Half of the dozen high-quality imaging surveillance clinical trials for cancers of the breast, colon, lung, and connective tissue show that people who undergo periodic imaging surveillance live longer, but half show they do not. It’s “essentially a coin flip,” Welch concluded in an essay in New England Journal of Medicine in April. That’s why the American Cancer Society does not recommend post-treatment imaging surveillance for most patients with treated early-stage breast cancer.

(When should you get screened for breast cancer—and how often?)

It’s possible that this ctDNA analysis will be different, since it detects recurrence much earlier than any current test. But “treatments may turn out to work just as well if people wait until symptoms appear to indicate a cancer’s recurrence,” Welch says. Only randomized clinical trials can answer this important question.

A clearer understanding of the benefits of post-cancer personalized ctDNA analysis will help patients and physicians weigh the harms. The latter include the expense of the tests (a colon cancer analysis costs $3500 per patient, according to one estimate), not to mention the emotional trauma of learning cancer has returned during a time someone might otherwise be happily going about their life.

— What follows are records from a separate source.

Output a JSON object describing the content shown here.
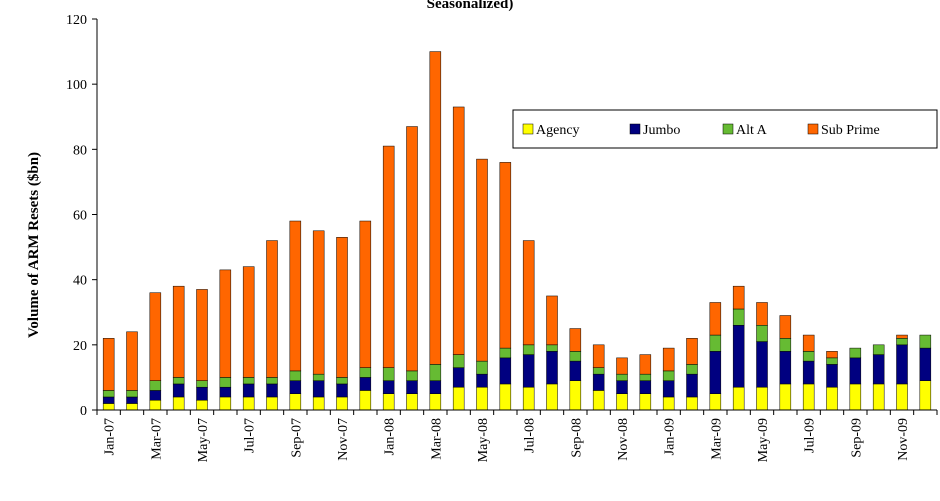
{
  "chart_data": {
    "type": "bar",
    "stacked": true,
    "title": "Seasonalized)",
    "ylabel": "Volume of ARM Resets ($bn)",
    "xlabel": "",
    "ylim": [
      0,
      120
    ],
    "yticks": [
      0,
      20,
      40,
      60,
      80,
      100,
      120
    ],
    "legend_position": "top-right",
    "grid": false,
    "categories": [
      "Jan-07",
      "Feb-07",
      "Mar-07",
      "Apr-07",
      "May-07",
      "Jun-07",
      "Jul-07",
      "Aug-07",
      "Sep-07",
      "Oct-07",
      "Nov-07",
      "Dec-07",
      "Jan-08",
      "Feb-08",
      "Mar-08",
      "Apr-08",
      "May-08",
      "Jun-08",
      "Jul-08",
      "Aug-08",
      "Sep-08",
      "Oct-08",
      "Nov-08",
      "Dec-08",
      "Jan-09",
      "Feb-09",
      "Mar-09",
      "Apr-09",
      "May-09",
      "Jun-09",
      "Jul-09",
      "Aug-09",
      "Sep-09",
      "Oct-09",
      "Nov-09",
      "Dec-09"
    ],
    "xtick_labels": [
      "Jan-07",
      "Mar-07",
      "May-07",
      "Jul-07",
      "Sep-07",
      "Nov-07",
      "Jan-08",
      "Mar-08",
      "May-08",
      "Jul-08",
      "Sep-08",
      "Nov-08",
      "Jan-09",
      "Mar-09",
      "May-09",
      "Jul-09",
      "Sep-09",
      "Nov-09"
    ],
    "series": [
      {
        "name": "Agency",
        "color": "#ffff00",
        "values": [
          2,
          2,
          3,
          4,
          3,
          4,
          4,
          4,
          5,
          4,
          4,
          6,
          5,
          5,
          5,
          7,
          7,
          8,
          7,
          8,
          9,
          6,
          5,
          5,
          4,
          4,
          5,
          7,
          7,
          8,
          8,
          7,
          8,
          8,
          8,
          9
        ]
      },
      {
        "name": "Jumbo",
        "color": "#000080",
        "values": [
          2,
          2,
          3,
          4,
          4,
          3,
          4,
          4,
          4,
          5,
          4,
          4,
          4,
          4,
          4,
          6,
          4,
          8,
          10,
          10,
          6,
          5,
          4,
          4,
          5,
          7,
          13,
          19,
          14,
          10,
          7,
          7,
          8,
          9,
          12,
          10
        ]
      },
      {
        "name": "Alt A",
        "color": "#66bb33",
        "values": [
          2,
          2,
          3,
          2,
          2,
          3,
          2,
          2,
          3,
          2,
          2,
          3,
          4,
          3,
          5,
          4,
          4,
          3,
          3,
          2,
          3,
          2,
          2,
          2,
          3,
          3,
          5,
          5,
          5,
          4,
          3,
          2,
          3,
          3,
          2,
          4
        ]
      },
      {
        "name": "Sub Prime",
        "color": "#ff6600",
        "values": [
          16,
          18,
          27,
          28,
          28,
          33,
          34,
          42,
          46,
          44,
          43,
          45,
          68,
          75,
          96,
          76,
          62,
          57,
          32,
          15,
          7,
          7,
          5,
          6,
          7,
          8,
          10,
          7,
          7,
          7,
          5,
          2,
          0,
          0,
          1,
          0
        ]
      }
    ]
  }
}
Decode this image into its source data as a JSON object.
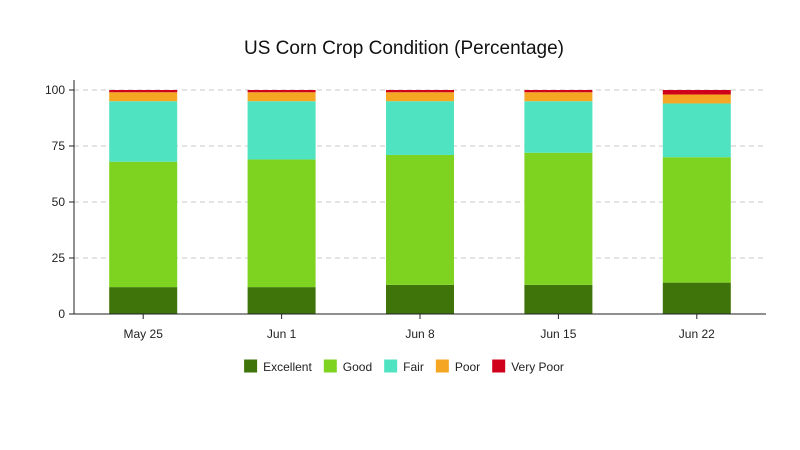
{
  "chart_data": {
    "type": "bar",
    "stacked": true,
    "title": "US Corn Crop Condition (Percentage)",
    "xlabel": "",
    "ylabel": "",
    "ylim": [
      0,
      100
    ],
    "yticks": [
      0,
      25,
      50,
      75,
      100
    ],
    "grid": true,
    "legend_position": "bottom",
    "categories": [
      "May 25",
      "Jun 1",
      "Jun 8",
      "Jun 15",
      "Jun 22"
    ],
    "series": [
      {
        "name": "Excellent",
        "color": "#3e7409",
        "values": [
          12,
          12,
          13,
          13,
          14
        ]
      },
      {
        "name": "Good",
        "color": "#7ed321",
        "values": [
          56,
          57,
          58,
          59,
          56
        ]
      },
      {
        "name": "Fair",
        "color": "#50e3c2",
        "values": [
          27,
          26,
          24,
          23,
          24
        ]
      },
      {
        "name": "Poor",
        "color": "#f5a623",
        "values": [
          4,
          4,
          4,
          4,
          4
        ]
      },
      {
        "name": "Very Poor",
        "color": "#d0021b",
        "values": [
          1,
          1,
          1,
          1,
          2
        ]
      }
    ]
  }
}
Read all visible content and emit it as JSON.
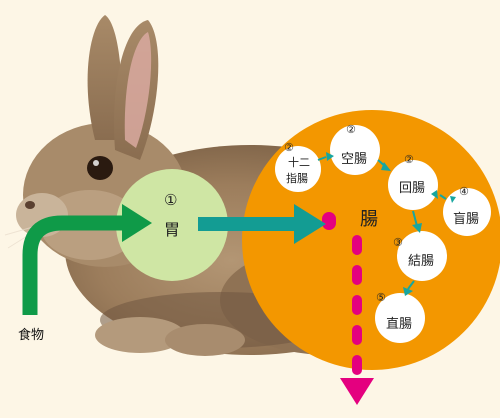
{
  "colors": {
    "background": "#fdf6e6",
    "intestine_circle": "#f39700",
    "stomach_circle": "#cfe6a4",
    "food_arrow": "#0f9a48",
    "stomach_arrow": "#139c93",
    "flow_arrow": "#17a6a0",
    "dotted_path": "#e4007f",
    "node_fill": "#ffffff"
  },
  "food": {
    "label": "食物"
  },
  "stomach": {
    "number": "①",
    "label": "胃"
  },
  "intestine": {
    "label": "腸"
  },
  "nodes": {
    "duodenum": {
      "number": "②",
      "line1": "十二",
      "line2": "指腸"
    },
    "jejunum": {
      "number": "②",
      "label": "空腸"
    },
    "ileum": {
      "number": "②",
      "label": "回腸"
    },
    "cecum": {
      "number": "④",
      "label": "盲腸"
    },
    "colon": {
      "number": "③",
      "label": "結腸"
    },
    "rectum": {
      "number": "⑤",
      "label": "直腸"
    }
  }
}
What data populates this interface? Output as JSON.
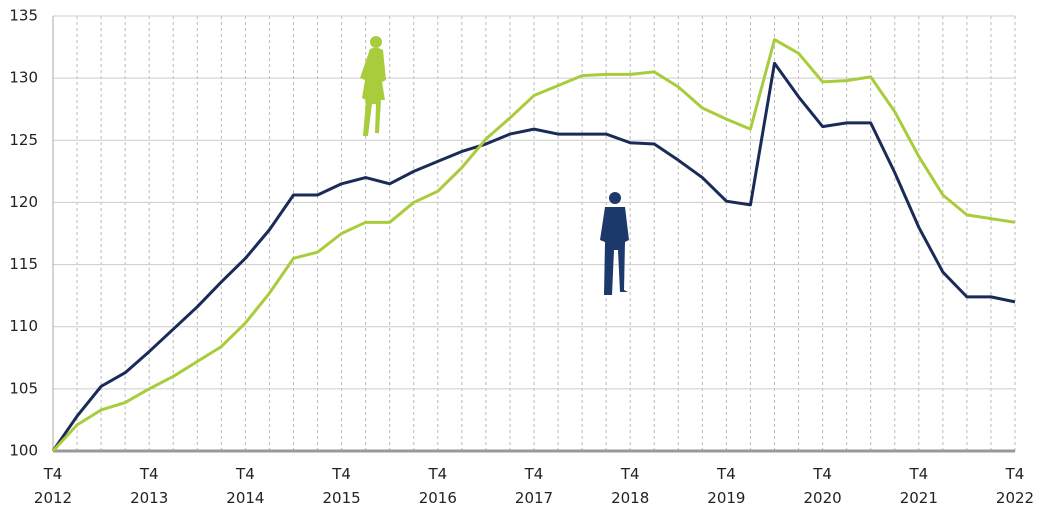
{
  "chart_data": {
    "type": "line",
    "categories": [
      "T4\n2012",
      null,
      null,
      null,
      "T4\n2013",
      null,
      null,
      null,
      "T4\n2014",
      null,
      null,
      null,
      "T4\n2015",
      null,
      null,
      null,
      "T4\n2016",
      null,
      null,
      null,
      "T4\n2017",
      null,
      null,
      null,
      "T4\n2018",
      null,
      null,
      null,
      "T4\n2019",
      null,
      null,
      null,
      "T4\n2020",
      null,
      null,
      null,
      "T4\n2021",
      null,
      null,
      null,
      "T4\n2022"
    ],
    "series": [
      {
        "color": "#1b2b57",
        "values": [
          100,
          102.8,
          105.2,
          106.3,
          108,
          109.8,
          111.6,
          113.6,
          115.5,
          117.8,
          120.6,
          120.6,
          121.5,
          122,
          121.5,
          122.5,
          123.3,
          124.1,
          124.7,
          125.5,
          125.9,
          125.5,
          125.5,
          125.5,
          124.8,
          124.7,
          123.4,
          122,
          120.1,
          119.8,
          131.2,
          128.5,
          126.1,
          126.4,
          126.4,
          122.4,
          118,
          114.4,
          112.4,
          112.4,
          112
        ]
      },
      {
        "color": "#a9cc3d",
        "values": [
          100,
          102.1,
          103.3,
          103.9,
          105,
          106,
          107.2,
          108.4,
          110.3,
          112.7,
          115.5,
          116,
          117.5,
          118.4,
          118.4,
          120,
          120.9,
          122.8,
          125.1,
          126.8,
          128.6,
          129.4,
          130.2,
          130.3,
          130.3,
          130.5,
          129.3,
          127.6,
          126.7,
          125.9,
          133.1,
          132,
          129.7,
          129.8,
          130.1,
          127.3,
          123.7,
          120.6,
          119,
          118.7,
          118.4
        ]
      }
    ],
    "ylim": [
      100,
      135
    ],
    "yticks": [
      100,
      105,
      110,
      115,
      120,
      125,
      130,
      135
    ],
    "grid": true
  }
}
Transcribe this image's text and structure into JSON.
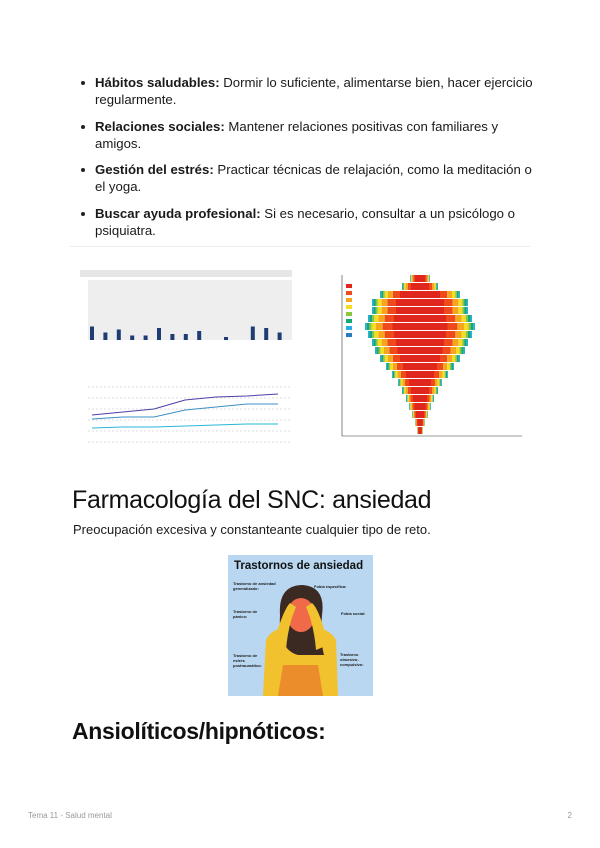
{
  "bullets": [
    {
      "term": "Hábitos saludables:",
      "text": " Dormir lo suficiente, alimentarse bien, hacer ejercicio regularmente."
    },
    {
      "term": "Relaciones sociales:",
      "text": " Mantener relaciones positivas con familiares y amigos."
    },
    {
      "term": "Gestión del estrés:",
      "text": " Practicar técnicas de relajación, como la meditación o el yoga."
    },
    {
      "term": "Buscar ayuda profesional:",
      "text": " Si es necesario, consultar a un psicólogo o psiquiatra."
    }
  ],
  "section1": {
    "title": "Farmacología del SNC: ansiedad",
    "paragraph": "Preocupación excesiva y constanteante cualquier tipo de reto."
  },
  "infographic": {
    "title": "Trastornos de ansiedad",
    "items": [
      "Trastorno de ansiedad generalizado:",
      "Trastorno de pánico:",
      "Trastorno de estrés postraumático:",
      "Fobia específica:",
      "Fobia social:",
      "Trastorno obsesivo-compulsivo:"
    ]
  },
  "section2": {
    "title": "Ansiolíticos/hipnóticos:"
  },
  "footer": {
    "left": "Tema 11 - Salud mental",
    "page": "2"
  },
  "colors": {
    "dark_bar": "#1f3b73",
    "light_bar": "#7fb2e5",
    "infographic_bg": "#b9d7f0"
  }
}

The extra or earlier rounds of chemotherapy that come with a positive test can also be damaging. “It’s not insignificant to give a patient who’s asymptomatic a potentially toxic therapy,” says Anne Knisely, a gynecologic oncology researcher at the University of Texas MD Anderson Cancer Center. 

Knisely’s ongoing study of personalized ctDNA following treatment in women with ovarian cancer confirmed that positive results predict a poor prognosis, she reported at the Society of Gynecologic Oncology meeting in 2024. Knisely hopes that individualizing treatment based on the test’s results may eventually improve ovarian cancer’s abysmal survival rate or at least spare patients from grueling chemo that doesn’t help them. But both are open questions.   

“We need to distinguish between data and useful knowledge,” Welch says. “Before we spend millions—or billions—of dollars regularly checking ctDNA activity, we ought to know whether it really helps people live longer and better.”